Augie was at the service station by six A.M. He had made a clean getaway this morning, rising well before Helene. That wasn’t hard to do. His wife would sleep late and then get started with her busy day of going to the health club, lunching with friends, shopping and getting her nails done. When he got home tonight, she would complain about how tired she was, too tired to cook. They would have to go out for dinner or order something in.
Why had he hooked up with Helene? He knew the answer as he thought about her flowing blonde hair, the tight-fitting, cleavage-revealing sweaters she wore, the way her perfect backside filled out her designer jeans. It was sex, pure and simple. That was the reason he had married her.
A double bell rang as a car ran over the black rubber tubing in front of the gas pumps. Augie zipped up his tight overalls against the cool September morning as he went out to fill the customer’s tank. He stood with his hand on the gas pump nozzle and admitted to himself that he knew the reason Helene had married him.
Money.
He was no Adonis, that was for sure. He wasn’t good-looking and he was overweight. His career wasn’t glamorous and he wasn’t a great intellect. Although with Helene that certainly didn’t matter. She wasn’t exactly the sharpest knife in the drawer.
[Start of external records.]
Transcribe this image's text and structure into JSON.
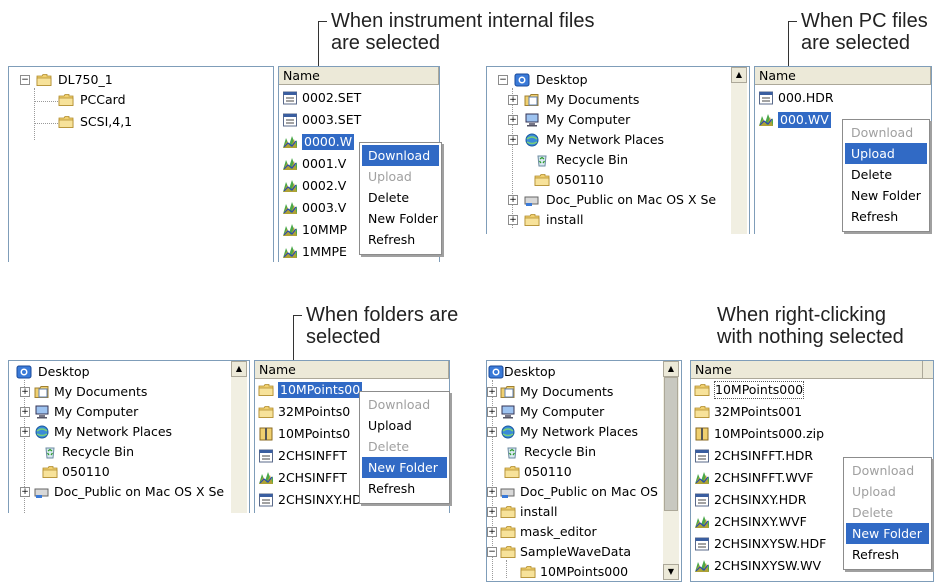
{
  "captions": {
    "top_left": [
      "When instrument internal files",
      "are selected"
    ],
    "top_right": [
      "When PC files",
      "are selected"
    ],
    "bottom_left": [
      "When folders are",
      "selected"
    ],
    "bottom_right": [
      "When right-clicking",
      "with nothing selected"
    ]
  },
  "common": {
    "name_header": "Name",
    "desktop": "Desktop",
    "my_documents": "My Documents",
    "my_computer": "My Computer",
    "my_network_places": "My Network Places",
    "recycle_bin": "Recycle Bin",
    "folder_050110": "050110"
  },
  "panel1": {
    "tree": [
      "DL750_1",
      "PCCard",
      "SCSI,4,1"
    ],
    "files": [
      "0002.SET",
      "0003.SET",
      "0000.W",
      "0001.V",
      "0002.V",
      "0003.V",
      "10MMP",
      "1MMPE"
    ],
    "menu": [
      "Download",
      "Upload",
      "Delete",
      "New Folder",
      "Refresh"
    ]
  },
  "panel2": {
    "doc_public": "Doc_Public on Mac OS X Se",
    "install": "install",
    "files": [
      "000.HDR",
      "000.WV"
    ],
    "menu": [
      "Download",
      "Upload",
      "Delete",
      "New Folder",
      "Refresh"
    ]
  },
  "panel3": {
    "doc_public": "Doc_Public on Mac OS X Se",
    "files": [
      "10MPoints00",
      "32MPoints0",
      "10MPoints0",
      "2CHSINFFT",
      "2CHSINFFT",
      "2CHSINXY.HDR"
    ],
    "menu": [
      "Download",
      "Upload",
      "Delete",
      "New Folder",
      "Refresh"
    ]
  },
  "panel4": {
    "doc_public": "Doc_Public on Mac OS",
    "tree_extra": [
      "install",
      "mask_editor",
      "SampleWaveData",
      "10MPoints000"
    ],
    "files": [
      "10MPoints000",
      "32MPoints001",
      "10MPoints000.zip",
      "2CHSINFFT.HDR",
      "2CHSINFFT.WVF",
      "2CHSINXY.HDR",
      "2CHSINXY.WVF",
      "2CHSINXYSW.HDF",
      "2CHSINXYSW.WV"
    ],
    "menu": [
      "Download",
      "Upload",
      "Delete",
      "New Folder",
      "Refresh"
    ]
  }
}
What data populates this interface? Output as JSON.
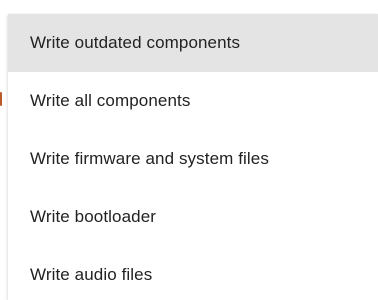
{
  "menu": {
    "items": [
      {
        "label": "Write outdated components",
        "selected": true
      },
      {
        "label": "Write all components",
        "selected": false
      },
      {
        "label": "Write firmware and system files",
        "selected": false
      },
      {
        "label": "Write bootloader",
        "selected": false
      },
      {
        "label": "Write audio files",
        "selected": false
      }
    ]
  },
  "colors": {
    "selected_background": "#e4e4e4",
    "text": "#222222",
    "accent": "#b85a2a"
  }
}
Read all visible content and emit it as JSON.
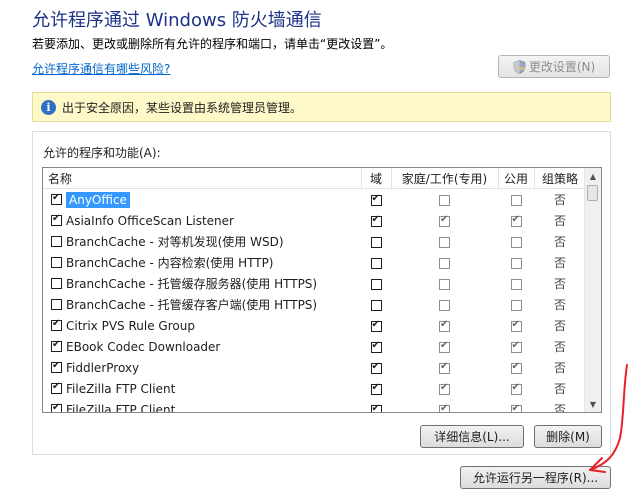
{
  "page": {
    "title": "允许程序通过 Windows 防火墙通信",
    "subtitle": "若要添加、更改或删除所有允许的程序和端口，请单击“更改设置”。",
    "risk_link": "允许程序通信有哪些风险?",
    "change_settings_label": "更改设置(N)"
  },
  "info_bar": {
    "text": "出于安全原因，某些设置由系统管理员管理。",
    "icon": "info-icon"
  },
  "list": {
    "group_label": "允许的程序和功能(A):",
    "columns": [
      "名称",
      "域",
      "家庭/工作(专用)",
      "公用",
      "组策略"
    ],
    "rows": [
      {
        "name": "AnyOffice",
        "enabled": true,
        "domain": true,
        "private": false,
        "public": false,
        "policy": "否",
        "selected": true
      },
      {
        "name": "AsiaInfo OfficeScan Listener",
        "enabled": true,
        "domain": true,
        "private": true,
        "public": true,
        "policy": "否"
      },
      {
        "name": "BranchCache - 对等机发现(使用 WSD)",
        "enabled": false,
        "domain": false,
        "private": false,
        "public": false,
        "policy": "否"
      },
      {
        "name": "BranchCache - 内容检索(使用 HTTP)",
        "enabled": false,
        "domain": false,
        "private": false,
        "public": false,
        "policy": "否"
      },
      {
        "name": "BranchCache - 托管缓存服务器(使用 HTTPS)",
        "enabled": false,
        "domain": false,
        "private": false,
        "public": false,
        "policy": "否"
      },
      {
        "name": "BranchCache - 托管缓存客户端(使用 HTTPS)",
        "enabled": false,
        "domain": false,
        "private": false,
        "public": false,
        "policy": "否"
      },
      {
        "name": "Citrix PVS Rule Group",
        "enabled": true,
        "domain": true,
        "private": true,
        "public": true,
        "policy": "否"
      },
      {
        "name": "EBook Codec Downloader",
        "enabled": true,
        "domain": true,
        "private": true,
        "public": true,
        "policy": "否"
      },
      {
        "name": "FiddlerProxy",
        "enabled": true,
        "domain": true,
        "private": true,
        "public": true,
        "policy": "否"
      },
      {
        "name": "FileZilla FTP Client",
        "enabled": true,
        "domain": true,
        "private": true,
        "public": true,
        "policy": "否"
      },
      {
        "name": "FileZilla FTP Client",
        "enabled": true,
        "domain": true,
        "private": true,
        "public": true,
        "policy": "否"
      }
    ]
  },
  "buttons": {
    "details": "详细信息(L)...",
    "remove": "删除(M)",
    "allow_another": "允许运行另一程序(R)..."
  },
  "colors": {
    "title": "#1e3287",
    "link": "#0066cc",
    "selection": "#3399ff",
    "info_bg": "#fdf9c9",
    "annotation": "#e8202a"
  }
}
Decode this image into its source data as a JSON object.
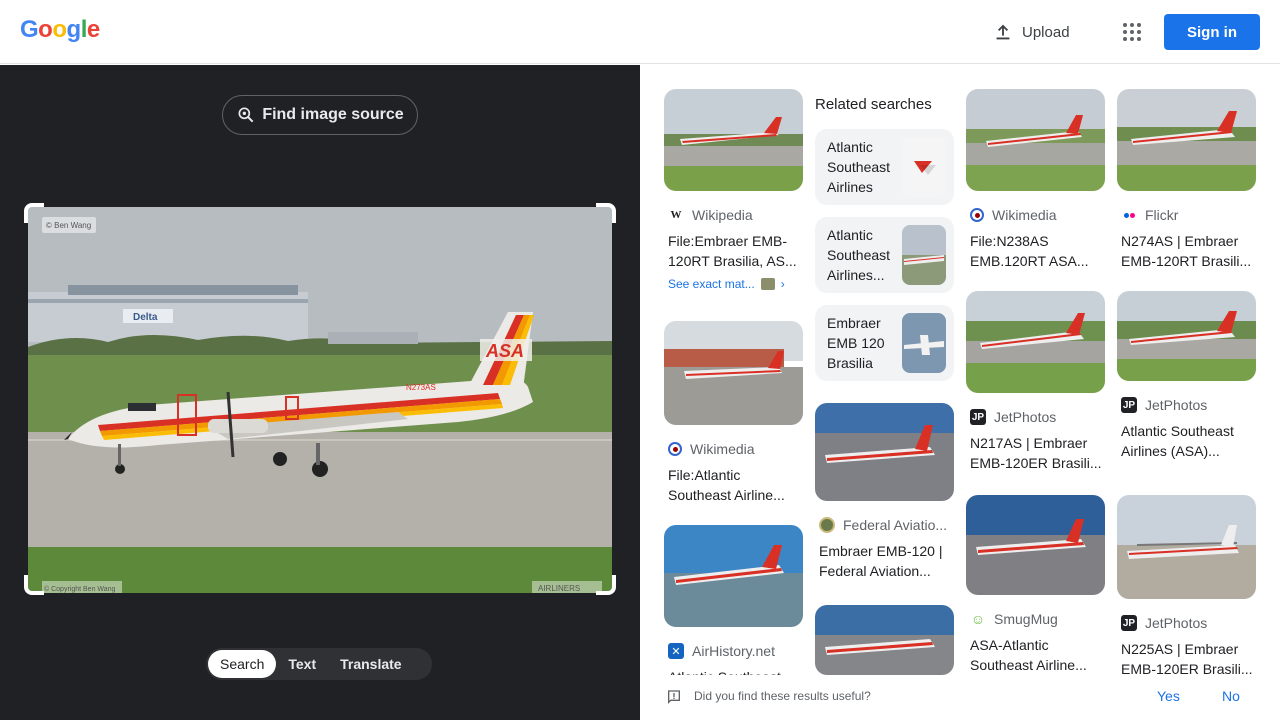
{
  "header": {
    "logo_letters": [
      "G",
      "o",
      "o",
      "g",
      "l",
      "e"
    ],
    "logo_colors": [
      "#4285f4",
      "#ea4335",
      "#fbbc05",
      "#4285f4",
      "#34a853",
      "#ea4335"
    ],
    "upload_label": "Upload",
    "apps_icon": "apps-grid-icon",
    "signin_label": "Sign in"
  },
  "left": {
    "find_source_label": "Find image source",
    "image_watermark_top": "© Ben Wang",
    "image_watermark_bottom_left": "© Copyright Ben Wang",
    "image_watermark_bottom_right": "AIRLINERS",
    "hangar_label": "Delta",
    "tail_label": "ASA",
    "reg_label": "N273AS",
    "modes": [
      "Search",
      "Text",
      "Translate"
    ],
    "active_mode": "Search"
  },
  "results": {
    "col1": [
      {
        "source": "Wikipedia",
        "icon": "wikipedia-icon",
        "title": "File:Embraer EMB-120RT Brasilia, AS...",
        "exact": "See exact mat..."
      },
      {
        "source": "Wikimedia",
        "icon": "wikimedia-icon",
        "title": "File:Atlantic Southeast Airline..."
      },
      {
        "source": "AirHistory.net",
        "icon": "airhistory-icon",
        "title": "Atlantic Southeast..."
      }
    ],
    "related_heading": "Related searches",
    "related": [
      {
        "label": "Atlantic Southeast Airlines"
      },
      {
        "label": "Atlantic Southeast Airlines..."
      },
      {
        "label": "Embraer EMB 120 Brasilia"
      }
    ],
    "col2": [
      {
        "source": "Federal Aviatio...",
        "icon": "faa-seal-icon",
        "title": "Embraer EMB-120 | Federal Aviation..."
      }
    ],
    "col3": [
      {
        "source": "Wikimedia",
        "icon": "wikimedia-icon",
        "title": "File:N238AS EMB.120RT ASA..."
      },
      {
        "source": "JetPhotos",
        "icon": "jetphotos-icon",
        "title": "N217AS | Embraer EMB-120ER Brasili..."
      },
      {
        "source": "SmugMug",
        "icon": "smugmug-icon",
        "title": "ASA-Atlantic Southeast Airline..."
      }
    ],
    "col4": [
      {
        "source": "Flickr",
        "icon": "flickr-icon",
        "title": "N274AS | Embraer EMB-120RT Brasili..."
      },
      {
        "source": "JetPhotos",
        "icon": "jetphotos-icon",
        "title": "Atlantic Southeast Airlines (ASA)..."
      },
      {
        "source": "JetPhotos",
        "icon": "jetphotos-icon",
        "title": "N225AS | Embraer EMB-120ER Brasili..."
      }
    ]
  },
  "feedback": {
    "question": "Did you find these results useful?",
    "yes": "Yes",
    "no": "No"
  },
  "colors": {
    "accent": "#1a73e8",
    "dark_bg": "#202124",
    "asa_red": "#d93025",
    "asa_orange": "#f29900"
  }
}
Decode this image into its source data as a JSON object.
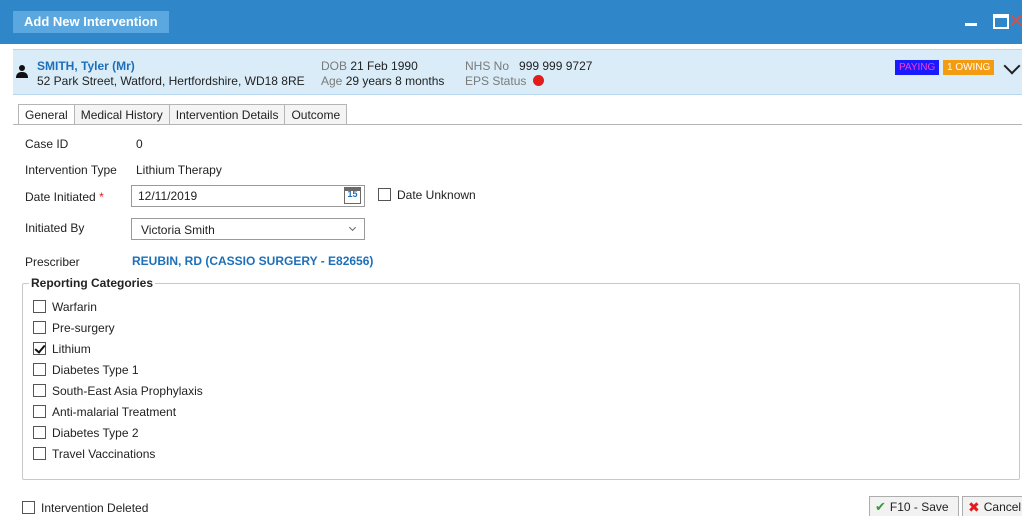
{
  "window": {
    "title": "Add New Intervention"
  },
  "patient": {
    "name": "SMITH, Tyler (Mr)",
    "address": "52 Park Street, Watford, Hertfordshire, WD18 8RE",
    "dob_label": "DOB",
    "dob": "21 Feb 1990",
    "age_label": "Age",
    "age": "29 years 8 months",
    "nhs_label": "NHS No",
    "nhs_no": "999 999 9727",
    "eps_label": "EPS Status",
    "eps_status_color": "#e31b1b",
    "badge_paying": "PAYING",
    "badge_owing": "1 OWING"
  },
  "tabs": [
    {
      "label": "General",
      "active": true
    },
    {
      "label": "Medical History",
      "active": false
    },
    {
      "label": "Intervention Details",
      "active": false
    },
    {
      "label": "Outcome",
      "active": false
    }
  ],
  "form": {
    "case_id_label": "Case ID",
    "case_id": "0",
    "intervention_type_label": "Intervention Type",
    "intervention_type": "Lithium Therapy",
    "date_initiated_label": "Date Initiated",
    "required_marker": "*",
    "date_initiated": "12/11/2019",
    "calendar_day": "15",
    "date_unknown_label": "Date Unknown",
    "initiated_by_label": "Initiated By",
    "initiated_by": "Victoria Smith",
    "prescriber_label": "Prescriber",
    "prescriber": "REUBIN, RD (CASSIO SURGERY - E82656)"
  },
  "reporting": {
    "title": "Reporting Categories",
    "items": [
      {
        "label": "Warfarin",
        "checked": false
      },
      {
        "label": "Pre-surgery",
        "checked": false
      },
      {
        "label": "Lithium",
        "checked": true
      },
      {
        "label": "Diabetes Type 1",
        "checked": false
      },
      {
        "label": "South-East Asia Prophylaxis",
        "checked": false
      },
      {
        "label": "Anti-malarial Treatment",
        "checked": false
      },
      {
        "label": "Diabetes Type 2",
        "checked": false
      },
      {
        "label": "Travel Vaccinations",
        "checked": false
      }
    ]
  },
  "footer": {
    "deleted_label": "Intervention Deleted",
    "save_label": "F10 - Save",
    "cancel_label": "Cancel"
  },
  "colors": {
    "titlebar": "#2f86c9",
    "banner": "#d9ecf8",
    "link_blue": "#1e6fba"
  }
}
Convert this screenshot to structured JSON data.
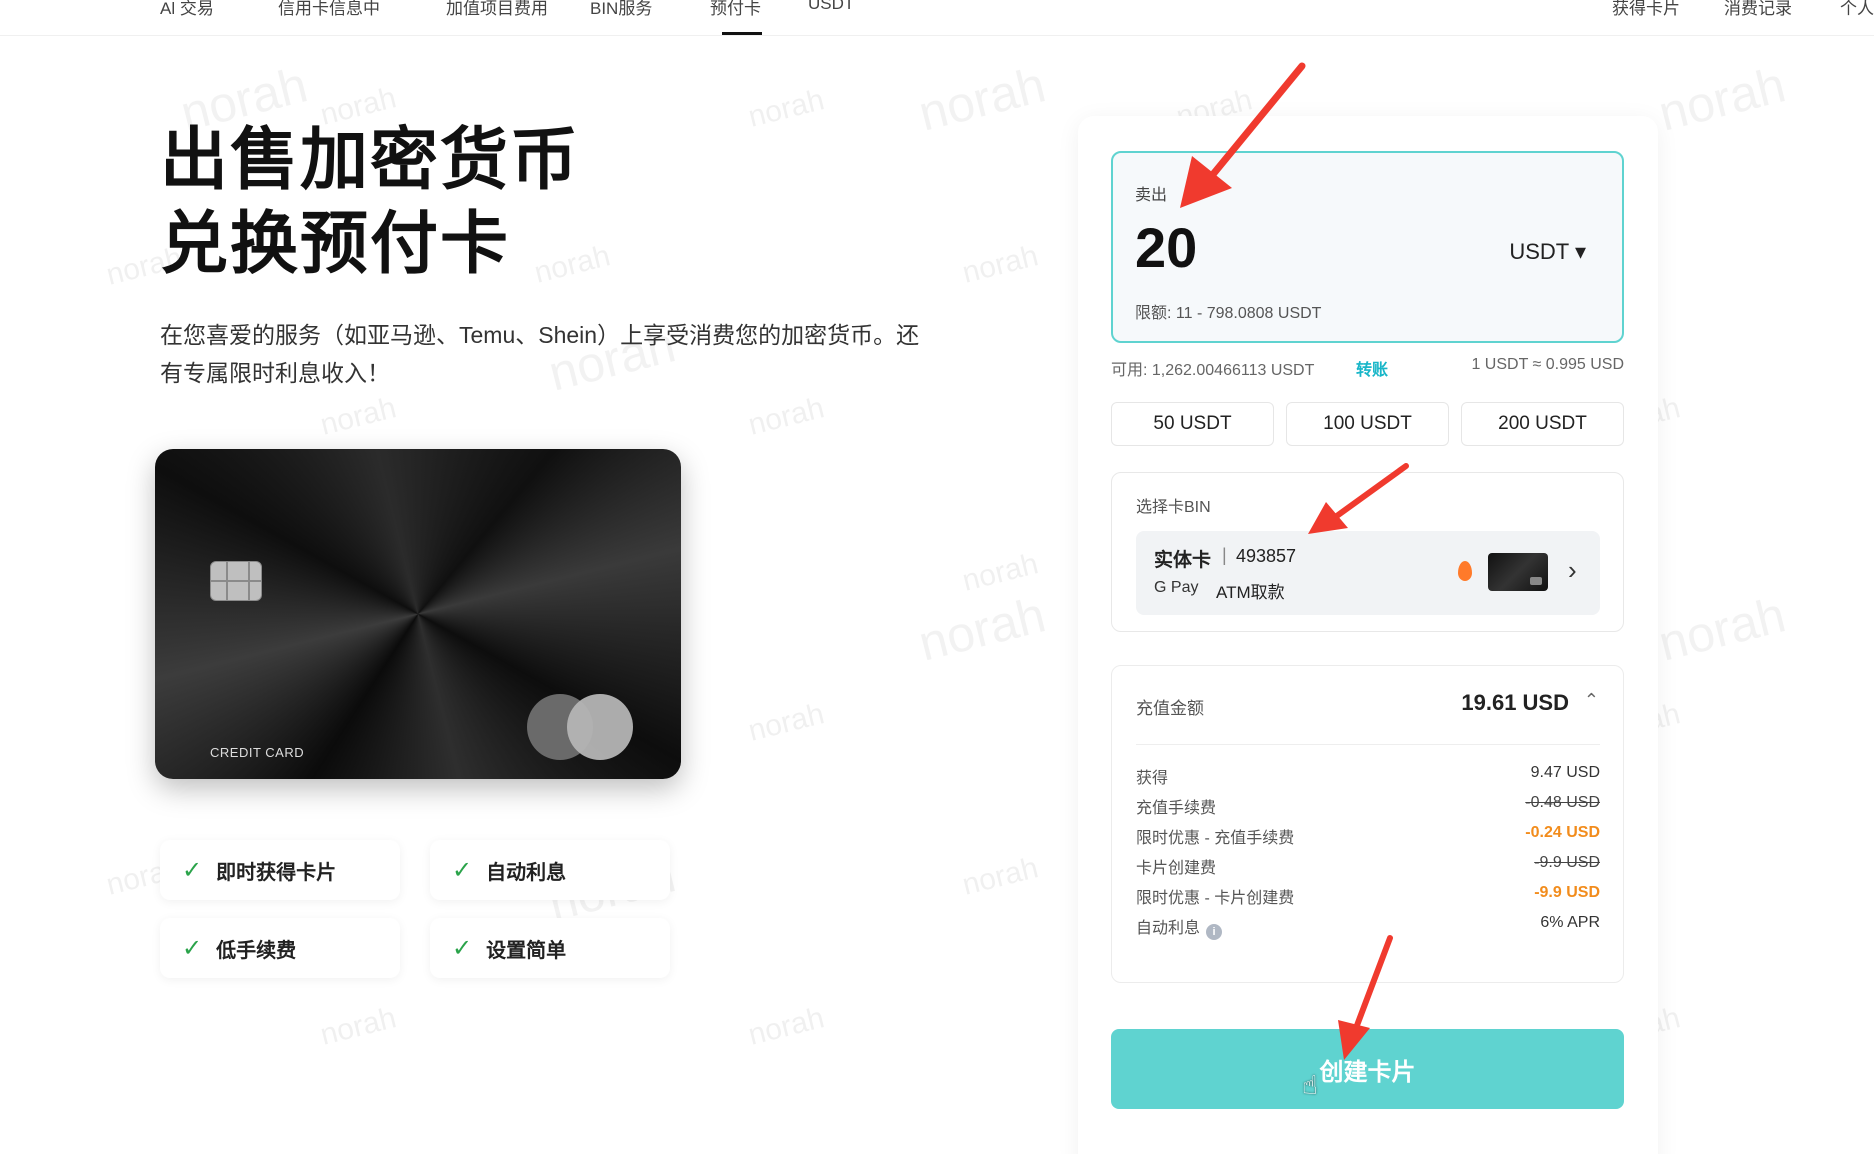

Augie swiped the credit card through the scanner and handed it back through the opened window to the customer.
Okay, he thought They had made their deal. Many couples did. He had been keeping up his side of things. They had a damned big house filled with all the gaudy crap Helene had picked out. He hadn’t realized how trashy the stuff was until he started robbing other houses. In a funny way, stealing had educated him, as he noticed the antiques and tasteful furnishings and art that decorated the homes in the exclusive neighborhoods in which his customers lived.
Augie was willing to live with things as they were with Helene as long as she kept her side of their bargain. He’d be damned if she was going to withhold from him. Yet that’s what she had been doing over the last few months.
She always had an excuse. She had a headache or she was too tired. He was never home and she was feeling lonely and neglected. Of course there was always something new she wanted. Another pair of earrings, a new leather jacket, or a trip to a spa with her girlfriends. If Augie came through with the goodies, Helene would come through with hers.
But things were tight right now. He couldn’t afford to pay for everything she wanted. He didn’t dare give her any of the jewelry he stole. Someone might recognize it as Helene paraded around town. And even as he fenced the loot he got from his raids, he knew where the money had to go.
He was in up to his eyeballs in that damned Larson Richards’s cheesy pizza deal. Augie had so much money invested now, that every time Richards came back with his promises that they were “almost there,” or that they just needed “a little more” to get to the closing, Augie felt he had to keep kicking in. If the pizza deal failed, Augie would lose everything.
Why had he ever let that guy talk him into it in the first place?
Augie knew the answer to that one, too. He was greedy. Greedy and insecure. When Larson Richards had tooled into the station in his big black $80,000 Mercedes, wearing his expensive suit and Italian shoes, Augie had been flattered that Richards had thought enough of him to let him in on the deal. When people saw you in mechanic’s work-clothes with grease under your fingernails, they didn’t exactly fawn all over you.
Larson had buttered him up, all right, treated Augie like an equal. And Augie had fallen for it.